Since the debate about “critical race theory” began raging, Education Week has kept laser-focused on one question: How will this affect K-12 teaching and learning?
We have documented state laws, districts’ policy changes, the firing of a Tennessee teacher, public perceptions and misperceptions of CRT, and how teachers are trying to interpret vaguely worded policies banning CRT, versions of which have been passed in more than a quarter of the states. Now we are beginning to examine what this debate means for curriculum—the very substance of everyday lessons.
Curriculum is local: Districts choose textbooks, while teachers create lesson plans for daily instruction. But these are shaped by the broad expectations that states revise every decade or so, called standards. Our latest project, based on interviews and document reviews, shows that the CRT debate has run headlong into efforts to rewrite social studies or history standards in three states that were updating them in 2021: Louisiana, New Mexico, and South Dakota.
The package shows how this debate was shaped by the state’s political and geographic makeup, how it convened standards committees and collected public feedback. But across the states, several themes stood out.
The project is a detailed, long read. Here are some immediate takeaways.
CRT has become a powerful weapon. The term critical race theory has been weaponized against standards that deal with a variety of topics—often about race and inequality, but also about other topics. (Some expectations in the younger grades around understanding diverse communities, for example, were called a “back door” to CRT.)
Core disagreements linger. There is still tremendous disagreement about how much relative emphasis should be given to slavery, Reconstruction, and the removal and slaughter of Native Americans. All three issues were focal points in public comments in the states.

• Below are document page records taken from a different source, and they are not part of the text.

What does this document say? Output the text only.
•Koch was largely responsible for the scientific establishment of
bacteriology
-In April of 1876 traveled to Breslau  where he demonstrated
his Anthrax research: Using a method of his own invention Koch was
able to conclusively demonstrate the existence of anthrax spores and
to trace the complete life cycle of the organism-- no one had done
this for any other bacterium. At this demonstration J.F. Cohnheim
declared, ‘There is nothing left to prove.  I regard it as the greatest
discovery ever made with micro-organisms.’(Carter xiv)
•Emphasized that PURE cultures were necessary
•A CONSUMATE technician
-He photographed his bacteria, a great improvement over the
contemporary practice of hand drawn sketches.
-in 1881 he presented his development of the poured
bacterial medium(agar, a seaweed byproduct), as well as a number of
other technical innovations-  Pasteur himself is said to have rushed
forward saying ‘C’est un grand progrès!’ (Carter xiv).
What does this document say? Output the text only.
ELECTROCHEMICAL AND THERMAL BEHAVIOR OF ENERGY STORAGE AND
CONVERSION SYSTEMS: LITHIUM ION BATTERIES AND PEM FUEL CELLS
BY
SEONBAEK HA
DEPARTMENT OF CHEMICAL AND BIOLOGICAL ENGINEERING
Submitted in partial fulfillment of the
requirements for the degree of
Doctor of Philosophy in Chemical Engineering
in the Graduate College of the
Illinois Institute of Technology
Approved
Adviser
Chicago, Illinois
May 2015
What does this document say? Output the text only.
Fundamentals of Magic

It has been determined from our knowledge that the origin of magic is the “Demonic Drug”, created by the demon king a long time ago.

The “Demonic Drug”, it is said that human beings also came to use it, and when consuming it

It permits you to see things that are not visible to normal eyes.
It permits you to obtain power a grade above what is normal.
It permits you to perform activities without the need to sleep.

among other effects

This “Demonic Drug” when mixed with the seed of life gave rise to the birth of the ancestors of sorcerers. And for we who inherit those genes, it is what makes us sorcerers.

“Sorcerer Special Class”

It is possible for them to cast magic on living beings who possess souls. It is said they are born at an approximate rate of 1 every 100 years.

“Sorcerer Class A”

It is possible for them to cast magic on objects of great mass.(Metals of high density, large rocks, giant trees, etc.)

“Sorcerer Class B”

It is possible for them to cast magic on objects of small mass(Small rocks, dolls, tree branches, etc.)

Political interference—both active and passive—is occurring. In South Dakota, standards (mainly on Native American history) were removed by state officials after the working groups submitted a draft of the standards. In Louisiana, fear that the standards wouldn’t receive approval led the writers themselves to recast or delete some standards. In New Mexico, dozens of lawmakers repudiated an as-yet incomplete draft.
“Action civics” has become a bête noire in the social studies. The notion of having students learn how to use civic channels to address local problems—an approach sometimes called action civics—is increasingly being attacked as leftist by conservative critics.
Disagreements about diversity continue. There is a significant lack of agreement, as well as some confusion, about what it truly means to “diversify” the teaching of history. In particular, this focuses on whether and to what extent state standards should explicitly reference LGBTQ people, sexuality, specific ethnicities, or other ways people construct their identities. Much higher education scholarship on these topics has not yet filtered down to K-12 education—and the public is deeply divided about whether it should.
The level of debate often comes down to specific word choices. Among the words and phrases in the draft standards that have been deleted—or called into question by commentators: “perspectives,” “critique,” “diverse,” “equitable,” “equity,” “identity,” “critical consciousness,” “social justice.”